As we get more and more evidence that Obama’s actions never reach anywhere near the level of his rhetoric, will the koolaide start wearing off even before the President Elect gets to give his first State of the Union Address?  I’m waiting to see if it comes any where near even one of FDR’s minor fireside chats. 

Meanwhile,  Senator Harkin from Iowa, the state where, oddly enough, I attended Herbert Hoover Elementary School had this to say in the Times article today.

“There is only one thing we have got to do in the stimulus, and that is how can we create jobs,” said Senator Tom Harkin, Democrat of Iowa, as he left the meeting. “I am a little concerned by the way that Mr. Summers and others are going at this in that, to me, it still looks like a little more of this trickle-down, if we just put it in at the top, it’s going to trickle down.
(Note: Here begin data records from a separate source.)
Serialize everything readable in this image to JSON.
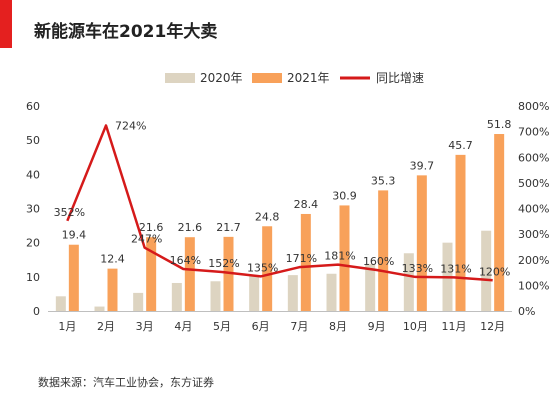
{
  "header": {
    "title": "新能源车在2021年大卖",
    "accent_color": "#e4201f"
  },
  "footer": {
    "source": "数据来源：汽车工业协会，东方证券"
  },
  "colors": {
    "series_2020": "#ddd4c1",
    "series_2021": "#f8a15a",
    "growth_line": "#d51a1a"
  },
  "chart_data": {
    "type": "bar",
    "categories": [
      "1月",
      "2月",
      "3月",
      "4月",
      "5月",
      "6月",
      "7月",
      "8月",
      "9月",
      "10月",
      "11月",
      "12月"
    ],
    "series": [
      {
        "name": "2020年",
        "type": "bar",
        "axis": "left",
        "values": [
          4.3,
          1.3,
          5.3,
          8.2,
          8.7,
          10.5,
          10.5,
          10.9,
          13.8,
          16.9,
          20.0,
          23.5
        ]
      },
      {
        "name": "2021年",
        "type": "bar",
        "axis": "left",
        "values": [
          19.4,
          12.4,
          21.6,
          21.6,
          21.7,
          24.8,
          28.4,
          30.9,
          35.3,
          39.7,
          45.7,
          51.8
        ],
        "labels": [
          "19.4",
          "12.4",
          "21.6",
          "21.6",
          "21.7",
          "24.8",
          "28.4",
          "30.9",
          "35.3",
          "39.7",
          "45.7",
          "51.8"
        ]
      },
      {
        "name": "同比增速",
        "type": "line",
        "axis": "right",
        "values": [
          352,
          724,
          247,
          164,
          152,
          135,
          171,
          181,
          160,
          133,
          131,
          120
        ],
        "labels": [
          "352%",
          "724%",
          "247%",
          "164%",
          "152%",
          "135%",
          "171%",
          "181%",
          "160%",
          "133%",
          "131%",
          "120%"
        ]
      }
    ],
    "y_left": {
      "lim": [
        0,
        60
      ],
      "ticks": [
        "0",
        "10",
        "20",
        "30",
        "40",
        "50",
        "60"
      ]
    },
    "y_right": {
      "lim": [
        0,
        800
      ],
      "ticks": [
        "0%",
        "100%",
        "200%",
        "300%",
        "400%",
        "500%",
        "600%",
        "700%",
        "800%"
      ]
    },
    "grid": false,
    "legend_position": "top"
  }
}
A number of people in there said, ‘Look, we have got to have programs that actually create jobs and put people to work.’ ”

Okay, did Senator Harkin just call Obamanomics more trickle down economics, voodoo economics, Reaganomics?  Can I get a witness?  Again, it’s very hard to argue for business tax credits when most businesses are just looking for customers.  If you don’t put the money into the hands of customers, a few tax credits here and there aren’t going to accomplish anything.   There has to be income first.

Anyway, is it too early for me to buy an ‘I told You So’ bumper sticker for my poor worn-down mustang yet?

NOTE: For those of you into really snarky satire, there’s a post at today’s Daily Beast about Obama’s package being inadequate.  Also, other blogs are discussing this same topic.  Jane at FDL and even HuffPo have put up threads. The link to FDL is on the right side.  I think you can manage to find the other on your own.